21st century education
Kiss

Kiss

Kiss shows various couples kissing in silence for three minutes each on 16-millimeter film. The short films were later collected on one or two reels, totalling almost an hour-long black-and-white film.

Portraits in Film

In the mid-60s Warhol made nearly 500 photographic portraits of people. Kiss, produced in the same time period as Sleep and Empire, was referred to as “moving pictures”. The people in the photographic portraits behaved differently. Some of them started acting and performing and some just sat still.

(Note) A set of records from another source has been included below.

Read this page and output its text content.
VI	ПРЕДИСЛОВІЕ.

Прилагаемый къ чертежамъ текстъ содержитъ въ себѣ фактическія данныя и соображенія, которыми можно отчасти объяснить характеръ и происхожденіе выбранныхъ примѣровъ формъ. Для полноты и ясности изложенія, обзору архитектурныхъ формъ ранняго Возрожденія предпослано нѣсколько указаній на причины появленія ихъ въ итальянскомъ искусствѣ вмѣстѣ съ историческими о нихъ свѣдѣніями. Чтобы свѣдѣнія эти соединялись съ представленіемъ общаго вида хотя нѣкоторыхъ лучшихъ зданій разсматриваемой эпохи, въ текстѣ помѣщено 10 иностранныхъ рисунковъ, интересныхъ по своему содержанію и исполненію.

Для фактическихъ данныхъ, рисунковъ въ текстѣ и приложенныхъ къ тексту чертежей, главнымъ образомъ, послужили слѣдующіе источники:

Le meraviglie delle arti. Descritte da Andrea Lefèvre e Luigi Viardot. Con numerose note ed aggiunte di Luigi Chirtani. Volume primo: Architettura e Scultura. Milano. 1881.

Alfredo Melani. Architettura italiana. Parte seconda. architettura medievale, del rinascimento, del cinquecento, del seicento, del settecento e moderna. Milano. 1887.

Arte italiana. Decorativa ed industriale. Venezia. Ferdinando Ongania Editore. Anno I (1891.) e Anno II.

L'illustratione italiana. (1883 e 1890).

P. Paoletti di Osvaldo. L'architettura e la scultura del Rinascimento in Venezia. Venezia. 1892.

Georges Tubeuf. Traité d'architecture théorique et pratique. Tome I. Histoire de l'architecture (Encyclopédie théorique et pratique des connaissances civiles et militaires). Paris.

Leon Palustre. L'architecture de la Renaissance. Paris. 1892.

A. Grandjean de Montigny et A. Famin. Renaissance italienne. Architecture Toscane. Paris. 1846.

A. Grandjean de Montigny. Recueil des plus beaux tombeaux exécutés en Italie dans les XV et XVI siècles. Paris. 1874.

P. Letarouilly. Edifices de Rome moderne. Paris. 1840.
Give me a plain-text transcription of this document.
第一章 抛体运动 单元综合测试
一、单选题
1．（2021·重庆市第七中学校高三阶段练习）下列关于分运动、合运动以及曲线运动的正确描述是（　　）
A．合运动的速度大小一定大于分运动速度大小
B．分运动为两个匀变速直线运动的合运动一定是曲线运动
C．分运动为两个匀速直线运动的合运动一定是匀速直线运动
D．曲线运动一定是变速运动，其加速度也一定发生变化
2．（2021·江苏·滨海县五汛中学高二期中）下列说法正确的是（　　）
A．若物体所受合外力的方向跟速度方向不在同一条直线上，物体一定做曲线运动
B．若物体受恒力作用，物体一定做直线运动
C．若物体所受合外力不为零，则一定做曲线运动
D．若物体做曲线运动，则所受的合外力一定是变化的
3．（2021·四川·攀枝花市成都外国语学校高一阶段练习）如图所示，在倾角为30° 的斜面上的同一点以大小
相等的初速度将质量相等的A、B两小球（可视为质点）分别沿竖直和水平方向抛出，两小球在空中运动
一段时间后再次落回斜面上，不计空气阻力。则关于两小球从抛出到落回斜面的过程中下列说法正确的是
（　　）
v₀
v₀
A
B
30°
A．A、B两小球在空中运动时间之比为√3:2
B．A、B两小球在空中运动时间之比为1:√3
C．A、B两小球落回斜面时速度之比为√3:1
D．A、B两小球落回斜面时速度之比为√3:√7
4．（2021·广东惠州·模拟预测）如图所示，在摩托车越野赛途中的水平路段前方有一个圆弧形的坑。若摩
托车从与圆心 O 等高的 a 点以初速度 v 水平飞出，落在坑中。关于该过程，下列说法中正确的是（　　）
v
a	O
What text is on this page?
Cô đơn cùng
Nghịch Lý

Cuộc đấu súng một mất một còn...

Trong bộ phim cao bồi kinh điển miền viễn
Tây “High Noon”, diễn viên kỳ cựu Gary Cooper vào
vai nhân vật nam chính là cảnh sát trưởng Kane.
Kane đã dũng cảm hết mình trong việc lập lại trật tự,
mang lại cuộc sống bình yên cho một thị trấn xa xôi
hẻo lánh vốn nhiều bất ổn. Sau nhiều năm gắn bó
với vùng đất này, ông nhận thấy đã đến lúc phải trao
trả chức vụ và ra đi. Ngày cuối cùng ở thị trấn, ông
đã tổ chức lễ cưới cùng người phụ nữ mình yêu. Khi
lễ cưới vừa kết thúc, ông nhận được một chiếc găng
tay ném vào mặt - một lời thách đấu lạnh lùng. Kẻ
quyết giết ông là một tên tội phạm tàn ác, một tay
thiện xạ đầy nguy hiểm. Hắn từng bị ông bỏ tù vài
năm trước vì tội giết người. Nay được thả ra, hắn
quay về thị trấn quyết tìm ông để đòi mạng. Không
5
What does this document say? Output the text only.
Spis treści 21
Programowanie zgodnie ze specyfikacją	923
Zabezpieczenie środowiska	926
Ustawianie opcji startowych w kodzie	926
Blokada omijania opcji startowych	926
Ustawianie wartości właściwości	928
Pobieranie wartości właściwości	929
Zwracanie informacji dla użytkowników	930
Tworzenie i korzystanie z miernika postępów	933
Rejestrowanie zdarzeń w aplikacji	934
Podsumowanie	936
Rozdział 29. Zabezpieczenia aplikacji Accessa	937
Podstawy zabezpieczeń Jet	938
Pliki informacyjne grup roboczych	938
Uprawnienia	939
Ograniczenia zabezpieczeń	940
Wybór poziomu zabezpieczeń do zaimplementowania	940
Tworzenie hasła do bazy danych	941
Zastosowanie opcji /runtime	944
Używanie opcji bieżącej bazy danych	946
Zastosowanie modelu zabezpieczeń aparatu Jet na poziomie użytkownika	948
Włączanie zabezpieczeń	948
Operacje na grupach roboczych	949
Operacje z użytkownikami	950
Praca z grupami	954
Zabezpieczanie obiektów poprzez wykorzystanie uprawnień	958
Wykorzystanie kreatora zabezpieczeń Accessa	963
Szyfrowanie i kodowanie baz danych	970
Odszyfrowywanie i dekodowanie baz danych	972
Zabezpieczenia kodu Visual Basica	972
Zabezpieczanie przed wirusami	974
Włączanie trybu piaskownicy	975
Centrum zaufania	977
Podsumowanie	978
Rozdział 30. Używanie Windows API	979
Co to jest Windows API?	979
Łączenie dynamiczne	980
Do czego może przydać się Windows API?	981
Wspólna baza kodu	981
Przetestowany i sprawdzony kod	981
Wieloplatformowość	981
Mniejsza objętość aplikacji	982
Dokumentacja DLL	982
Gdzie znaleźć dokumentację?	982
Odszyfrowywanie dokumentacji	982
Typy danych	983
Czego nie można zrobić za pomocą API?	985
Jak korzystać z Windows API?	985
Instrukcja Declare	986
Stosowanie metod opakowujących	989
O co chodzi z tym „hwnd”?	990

The sense of time is lost here: it seems like the characters have been put in a continuous loop.

black and white photograph of an audience in a theater watching Andy Warhol's Kiss
Kiss, Andy Warhol

Punishingly Long?

Ken Johnson in his New York Times review of “Andy Warhol: Motion Pictures” which was on view at the Museum of Modern calls these works of Warhol “punishingly long” and “excruciatingly uneventful”. I agree that it is boring to watch the whole thing from the start till the end. But the main idea lies in there. That our lives are boring and uneventful most of the time. The artist did not initially expect people to sit and watch them in theaters for hours. Normally you would not be expected to look at a painting for eight hours straight, right? For the great majority of these films creations, he just walked away while the camera was still working so maybe he expected the same from the viewers.

Movies Show You What to Do

Andy Warhol once said that movies show you what to do, how to do it, when to do it, how to feel about it, and how to look how you feel about it. When I watch movies I associate the characters with myself. I cannot help it. It happens automatically. The feelings heroes feel on the screen resonates with me. But in the particular film I can not really relate to the action. Because I’ve never experienced it. Obviously the movie shows passionate interactions between characters. They must be lovers. I’ve never been kissed before like that. In that case, I guess, I’m watching it as a documentary. Something that has a learning string to it. Educates you in some way. And thoughts started to run in my head: Oh, that’s how it’s done. You press your lips against the other person’s lips and you kiss.

film frame from Andy Warhol's Kiss
Kiss, Andy Warhol

As you learn you can’t be satisfied with one source of knowledge. You crave for more. So I did. I’ve found out that there are millions of pictures depicting a kiss. Why artists want to share it? What do I get from their works? It’s something that they felt and they can share the experience. The feeling they’ve gotten out of it. The emotions they want us to pull up from ourselves when we see their vision. The Lovers of Rene Magritte tell me that love is passionately blind. As well as Jarek Puczel and Klimt’s masterpieces show how passion is free of borders. The same evidence I can see in Andy’s film as well. The posture of the people kissing is one more interesting observation subject. I can draw a parrallel between Carolus-Duran’s Le Baiser’s and the first couple in the film. The trust degree is so high there. And I can say that just by looking at them. One is ready to dive and the other is ready to receive the other person fully. No room for distrust.

Time

This work is definitely relevant to the Time theme we explored in this course. Some may argue with me and say that it can be associated with Sex theme. But for me it’s more Time than Sex. Yeah, there are couples kissing. Yeah, maybe it did little arouse me to watch them doing so but the concept is the time we are given and what we are going to do with it. Time is like a space to occupy. I have not occupied mine with kisses but after what I have seen from the work of Warhol I am so looking forward to it.

3 Comments

  1. Pingback: Kiss - MOOC Magazine! | Free Education | Scoop...

  2. This is a really great write-up of a film most people do not want to sit through. It also conveys the essence of all of Andy’s “moving pictures” and of his Factory films in general. I hope you have enjoyed many moments of kissing since writing this!